De la belle proportion
La Divine Proportion n'est pas divine. Elle est à l'échelle, à la mesure, à l'évaluation, à la perception, à l'analyse mathématique de celui qui la regarde et l'évalue. C'est comme la définition du beau. Mettez un homme, un singe et un coq devant leur femelle respective, aucun mâle ne se trompera sur sa "belle".
Plus sérieusement le "Beau" ou la "Divine Proportion" n'est pas une donnée universelle, mais bien terrienne et surtout humaine, composante de la myopie anthropocentrique bien répandue..., et surtout occidentale. Son qualificatif divin, si ce n'est sacré, assimile son créateur, l'homme, à son adjectif ! Péché d'orgueil, plaisir des sens, réunissons-les !
Et c'est beau, mais c'est fini. C'était encore ouvert quand nous étions à Venise en novembre : l'exposition PROPORTIO dans le cadre magique du Palazzo Fortuny. Et puis il y a le livre de l'exposition temporaire. Plus qu'un simple "catalogue d'expo", il s'agit d'un vrai livre grand et épais sur la divine proportion et ses représentations dans l'art et dans la création artistique en général. Dès les premières pages du livre PROPORTIO on tombe sur un tableau mystérieux à plus d'un titre : Ritratto di Luca Pacioli con allievo ou portrait de Luca Pacioli avec un élève.
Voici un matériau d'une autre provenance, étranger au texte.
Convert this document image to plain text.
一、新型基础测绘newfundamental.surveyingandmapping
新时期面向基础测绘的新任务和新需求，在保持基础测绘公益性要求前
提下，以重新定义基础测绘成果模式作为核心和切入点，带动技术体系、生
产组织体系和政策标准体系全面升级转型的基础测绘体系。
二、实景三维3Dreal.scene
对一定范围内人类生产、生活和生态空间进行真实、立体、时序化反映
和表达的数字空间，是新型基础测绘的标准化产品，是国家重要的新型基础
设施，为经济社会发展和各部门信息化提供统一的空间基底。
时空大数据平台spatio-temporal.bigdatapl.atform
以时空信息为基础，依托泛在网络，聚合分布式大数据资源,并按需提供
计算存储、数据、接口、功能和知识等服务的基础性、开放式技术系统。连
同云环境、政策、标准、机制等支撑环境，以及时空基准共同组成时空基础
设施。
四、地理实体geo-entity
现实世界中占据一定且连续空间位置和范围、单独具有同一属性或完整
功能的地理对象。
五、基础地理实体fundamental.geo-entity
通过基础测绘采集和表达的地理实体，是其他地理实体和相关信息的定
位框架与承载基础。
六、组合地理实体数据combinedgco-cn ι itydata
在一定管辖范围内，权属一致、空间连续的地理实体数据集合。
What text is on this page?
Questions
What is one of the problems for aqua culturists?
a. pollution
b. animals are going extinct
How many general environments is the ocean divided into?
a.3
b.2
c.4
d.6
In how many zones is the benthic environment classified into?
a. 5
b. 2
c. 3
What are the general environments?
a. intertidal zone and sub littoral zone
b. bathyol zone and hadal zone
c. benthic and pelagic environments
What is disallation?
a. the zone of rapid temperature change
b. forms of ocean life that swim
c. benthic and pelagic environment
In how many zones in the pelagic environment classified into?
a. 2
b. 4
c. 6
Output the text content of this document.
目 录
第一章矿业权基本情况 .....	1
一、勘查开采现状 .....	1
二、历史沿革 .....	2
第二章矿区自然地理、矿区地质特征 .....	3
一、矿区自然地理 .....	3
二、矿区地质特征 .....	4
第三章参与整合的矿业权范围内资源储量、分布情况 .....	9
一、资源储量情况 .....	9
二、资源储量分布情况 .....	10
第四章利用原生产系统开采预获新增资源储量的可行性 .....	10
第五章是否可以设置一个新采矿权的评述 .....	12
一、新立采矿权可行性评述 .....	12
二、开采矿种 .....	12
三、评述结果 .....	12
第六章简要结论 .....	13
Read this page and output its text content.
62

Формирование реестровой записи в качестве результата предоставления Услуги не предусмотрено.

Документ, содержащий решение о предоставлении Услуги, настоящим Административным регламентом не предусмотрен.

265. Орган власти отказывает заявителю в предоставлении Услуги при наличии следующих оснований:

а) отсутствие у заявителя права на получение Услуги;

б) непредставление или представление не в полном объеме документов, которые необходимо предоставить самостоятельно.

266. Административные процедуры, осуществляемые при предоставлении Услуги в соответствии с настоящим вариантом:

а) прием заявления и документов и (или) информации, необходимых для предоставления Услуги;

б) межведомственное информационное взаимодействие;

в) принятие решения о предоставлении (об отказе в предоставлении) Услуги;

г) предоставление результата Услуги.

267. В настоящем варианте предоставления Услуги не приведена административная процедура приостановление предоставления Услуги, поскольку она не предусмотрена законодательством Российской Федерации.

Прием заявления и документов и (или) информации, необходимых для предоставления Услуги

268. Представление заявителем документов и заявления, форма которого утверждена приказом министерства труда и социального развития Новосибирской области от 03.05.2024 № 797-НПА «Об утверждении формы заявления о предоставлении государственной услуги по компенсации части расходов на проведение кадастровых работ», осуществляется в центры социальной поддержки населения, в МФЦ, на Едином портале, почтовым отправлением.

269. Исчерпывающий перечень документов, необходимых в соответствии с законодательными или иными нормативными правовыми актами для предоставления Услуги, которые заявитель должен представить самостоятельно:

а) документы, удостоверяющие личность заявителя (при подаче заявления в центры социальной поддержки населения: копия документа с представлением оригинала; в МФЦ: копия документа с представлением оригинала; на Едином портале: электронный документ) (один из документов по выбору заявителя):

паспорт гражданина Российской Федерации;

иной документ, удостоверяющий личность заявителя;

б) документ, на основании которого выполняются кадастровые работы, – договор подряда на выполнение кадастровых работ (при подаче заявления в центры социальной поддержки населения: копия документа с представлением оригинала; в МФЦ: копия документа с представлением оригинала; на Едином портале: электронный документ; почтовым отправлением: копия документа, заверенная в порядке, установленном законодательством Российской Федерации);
"Voir un monde dans un grain de sable et un univers dans une fleur des champs, tenir l'infini dans la paume de la main l'éternité dans une heure." (William Blake)
L'énigmatique tableau conservé au musée di Capodimonte à Naples, attribué à Jacopo de Barberi est sans doute le plus beau portrait connu du mathématicien Fra Luca Pacioli*. Il occupe le milieu de la scène. Devant lui sont éparpillés des instruments de dessins. Sur le côté droit, relié en rouge, son livre-œuvre, la Summa Matematica.
Un dodécaèdre platonicien est posé dessus. La main gauche de Pacioli parcourt le livre des Éléments d'Euclide pour expliquer ce qu'il est en train de dessiner de sa main droite.
Sur la tranche du tableau noir, est inscrit EUCLIDES. Du même côté, dans le coin supérieur gauche semble flotter, tenu par un fil invisible, un rhombicuboctaèdre, solide d'Archimède à vingt-six faces, rempli d'eau à moitié ; et qui symbolise, qui fait allusion aux études entreprises par Pacioli sur la Divine Proportion.
Le frère ne regarde pas ce qu'il fait, son regard plane vers... l'infini. L'élève à sa gauche ne regarde pas non plus ce que fait le maître ; il nous regarde comme pour nous interpeler, son identification est incertaine (pour certains, il s'agirait de Guidobaldo 1er de Montefeltro).
Un cartouche, à côté du livre rouge, est l'objet de l'énigme : il est écrit : "IACO.BAR.VIGEN/NIS P.1495". Une mouche est posée sur le billet sur lequel la signature de Jacopo Barbari apparaît donc. Pour le philologue et critique d'art Carlo Glori, dans les sept lettres, les trois points, les quatre numéros et la mouche, non seulement se cache le secret de la mort de Gran Galeazzo Sforza**, mais aussi le nom du véritable auteur de cette œuvre : Leonardo da Vinci. Quelles que soient ces spéculations interprétatives, ce tableau n'en conserve pas moins moins l'équilibre immuable de tous ses éléments de composition et l'harmonie "divine" de ses proportions.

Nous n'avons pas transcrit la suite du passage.